Taiwanese firm announces 384GB PCIe AI accelerator running 700B LLMs locally at 240W.
Fitting 384GB of memory into a single 240W PCIe envelope drastically alters the hardware requirements for local LLM inference. By eliminating the need for multi-GPU clusters to handle 700B parameter models, this architecture significantly lowers both the thermal and financial barriers for enterprise AI deployments. If the memory bandwidth can keep up with the capacity, this could commoditize on-premise inference.
A Taiwanese hardware manufacturer has unveiled a new PCIe AI accelerator card designed to run massive Large Language Models (LLMs) locally. The standout specifications include 384GB of onboard memory and a remarkably low power draw of just 240W—less than half the power consumption of Nvidia's RTX PRO 6000 Blackwell workstation GPU.
Technical Details To run a 700B parameter model locally, memory capacity is the primary bottleneck. At 4-bit quantization, a 700B model demands roughly 350-400GB of memory. Traditionally, achieving this memory pool requires networking 4 to 8 high-end GPUs, which introduces immense power requirements (kilowatts), complex interconnect overhead, and massive thermal output. Packing 384GB of memory onto a single 240W PCIe card suggests the use of high-density LPDDR or an innovative unified memory architecture rather than traditional power-hungry HBM or GDDR6, trading raw bandwidth for massive capacity and power efficiency.

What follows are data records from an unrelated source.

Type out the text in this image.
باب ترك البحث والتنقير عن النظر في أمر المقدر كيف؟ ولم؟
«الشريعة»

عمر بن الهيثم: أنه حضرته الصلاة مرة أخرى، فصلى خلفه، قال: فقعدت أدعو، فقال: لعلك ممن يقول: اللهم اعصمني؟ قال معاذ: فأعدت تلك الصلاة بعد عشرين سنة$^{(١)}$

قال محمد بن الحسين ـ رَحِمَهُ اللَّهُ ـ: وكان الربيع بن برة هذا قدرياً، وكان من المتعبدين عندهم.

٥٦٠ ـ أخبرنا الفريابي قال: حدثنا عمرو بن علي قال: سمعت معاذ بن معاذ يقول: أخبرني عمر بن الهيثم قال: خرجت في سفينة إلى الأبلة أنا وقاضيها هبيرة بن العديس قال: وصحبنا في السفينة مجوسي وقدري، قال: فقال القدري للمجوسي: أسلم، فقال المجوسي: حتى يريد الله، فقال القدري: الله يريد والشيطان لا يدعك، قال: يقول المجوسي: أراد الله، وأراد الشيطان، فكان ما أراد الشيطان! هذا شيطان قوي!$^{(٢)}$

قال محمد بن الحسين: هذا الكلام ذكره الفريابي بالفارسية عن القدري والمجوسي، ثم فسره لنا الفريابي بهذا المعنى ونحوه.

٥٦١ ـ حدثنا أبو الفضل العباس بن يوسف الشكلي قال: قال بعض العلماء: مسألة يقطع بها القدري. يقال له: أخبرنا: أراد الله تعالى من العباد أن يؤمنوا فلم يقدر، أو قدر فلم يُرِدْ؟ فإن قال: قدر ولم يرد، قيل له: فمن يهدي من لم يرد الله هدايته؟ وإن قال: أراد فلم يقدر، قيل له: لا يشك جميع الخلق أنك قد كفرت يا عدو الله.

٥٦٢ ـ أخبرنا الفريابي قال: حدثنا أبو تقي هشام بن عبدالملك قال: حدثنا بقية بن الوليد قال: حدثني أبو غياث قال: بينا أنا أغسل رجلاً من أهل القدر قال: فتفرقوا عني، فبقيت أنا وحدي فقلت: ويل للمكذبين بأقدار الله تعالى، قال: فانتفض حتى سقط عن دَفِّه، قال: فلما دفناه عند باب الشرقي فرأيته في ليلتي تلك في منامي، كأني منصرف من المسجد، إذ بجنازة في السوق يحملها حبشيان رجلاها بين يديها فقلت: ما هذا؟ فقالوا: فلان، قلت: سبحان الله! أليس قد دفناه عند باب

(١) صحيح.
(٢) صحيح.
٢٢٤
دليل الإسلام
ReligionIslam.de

Why It Matters From an engineering standpoint, this is a disruptive shift for enterprise and edge AI. The ability to deploy frontier-class LLMs on a standard workstation chassis without specialized cooling or dedicated server room power delivery lowers the barrier to entry for on-premise AI. It shifts the paradigm from "compute-constrained" to "capacity-enabled," allowing organizations with strict data privacy requirements to run massive models entirely offline at a fraction of the hardware cost.
What to Watch Next The critical missing metric here is memory bandwidth and the resulting tokens-per-second (TPS) generation speed. While the 384GB capacity allows the model to fit in memory, a 240W power envelope heavily restricts the memory bus speed. Engineers should watch for independent benchmarks detailing the actual inference latency and throughput. If the TPS is viable for production workloads, this class of accelerator could seriously threaten the lower-end of the multi-GPU workstation market.